第1の危機「開発や乱獲による種の減少・絶滅、生息・生育地の減少」
鑑賞や商業利用のための乱獲・過剰な採取や埋め立てなどの開発によって生息環境を悪化・破壊するなど、人間活動が自然に与える影響です。
第2の危機「里地里山などの手入れ不足による自然の質の低下」
二次林や採草地が利用されなくなったことで生態系のバランスが崩れ、里地里山の動植物が絶滅の危機にさらされています。また、シカやイノシシなどの個体数増加も地域の生態系に大きな影響を与えています。

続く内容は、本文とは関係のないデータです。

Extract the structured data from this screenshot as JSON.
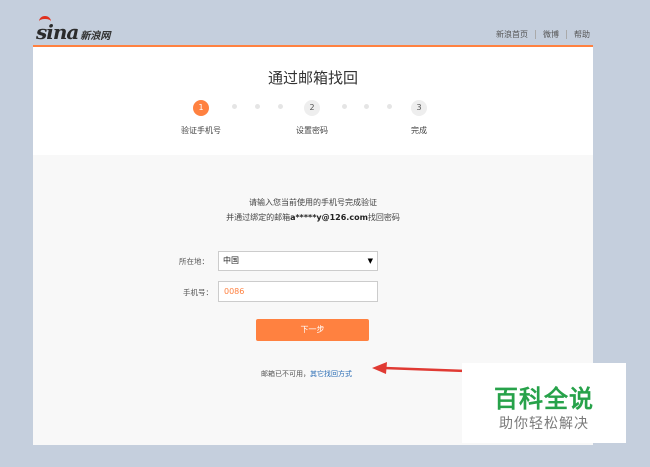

第3の危機「外来種などの持ち込みによる生態系のかく乱」
外来種が在来種を捕食したり、生息場所を奪ったり、交雑して遺伝的な攪乱をもたらしたりしています。また、化学物質の中には動植物への毒性をもつものがあり、それらが生態系に影響を与えています。
第4の危機「地球環境の変化による危機」
地球温暖化は国境を越えた大きな課題です。平均気温が1.5~2.5度上がると、氷が溶け出す時期が早まったり、高山帯が縮小されたり、海面温度が上昇したりすることによって、動植物の20~30%は絶滅のリスクが高まるといわれています。
解決への取り組み
生物多様性を身近にするいきものコレクションアプリ「バイオーム」
「バイオーム」はポケモンGOのようなコレクションゲーム性に現実世界の生き物を組み合わせたアプリです。
ユーザーは、アプリを通じて見つけた生き物を写真で記録し、コレクションすることができます。撮影をするだけでなく、生き物の名前を判定する機能もついています。

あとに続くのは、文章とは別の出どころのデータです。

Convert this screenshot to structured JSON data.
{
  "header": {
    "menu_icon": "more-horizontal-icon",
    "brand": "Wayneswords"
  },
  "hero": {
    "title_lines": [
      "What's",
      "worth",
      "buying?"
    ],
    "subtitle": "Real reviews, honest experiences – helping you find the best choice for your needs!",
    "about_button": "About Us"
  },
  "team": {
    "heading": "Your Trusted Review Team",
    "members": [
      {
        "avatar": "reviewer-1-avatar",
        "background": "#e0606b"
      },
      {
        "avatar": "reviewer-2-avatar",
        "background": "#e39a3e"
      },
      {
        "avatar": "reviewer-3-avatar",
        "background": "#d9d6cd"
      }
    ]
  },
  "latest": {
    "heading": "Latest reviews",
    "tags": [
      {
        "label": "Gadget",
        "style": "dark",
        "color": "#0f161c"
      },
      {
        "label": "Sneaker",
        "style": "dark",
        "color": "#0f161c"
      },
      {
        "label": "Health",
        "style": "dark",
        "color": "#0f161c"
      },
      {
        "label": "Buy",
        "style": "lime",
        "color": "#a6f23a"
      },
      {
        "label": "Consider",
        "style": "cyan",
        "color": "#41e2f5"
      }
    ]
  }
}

投稿されたデータは保全活動に活用され、ユーザーが生き物を身近に感じながら、保全活動が行えるアプリになっています。<株式会社バイオームHPより>
生物多様性という全体感を捉えづらい問題にとってはユニークなアプローチと言えるでしょう。
まとめ
私たちが呼吸する空気、私たちが飲む水、私たちが食べる物、多くを生物多様性が支えています。
生物多様性とそれが支えている生態系は、気候変動の緩和を助け、災害リスク軽減の基礎にもなります。
また、自然はレクリエーションや精神的な幸福にとっても重要です。私たちが生きる上で欠かせない生物多様性の保全のために具体的な取り組み必要です。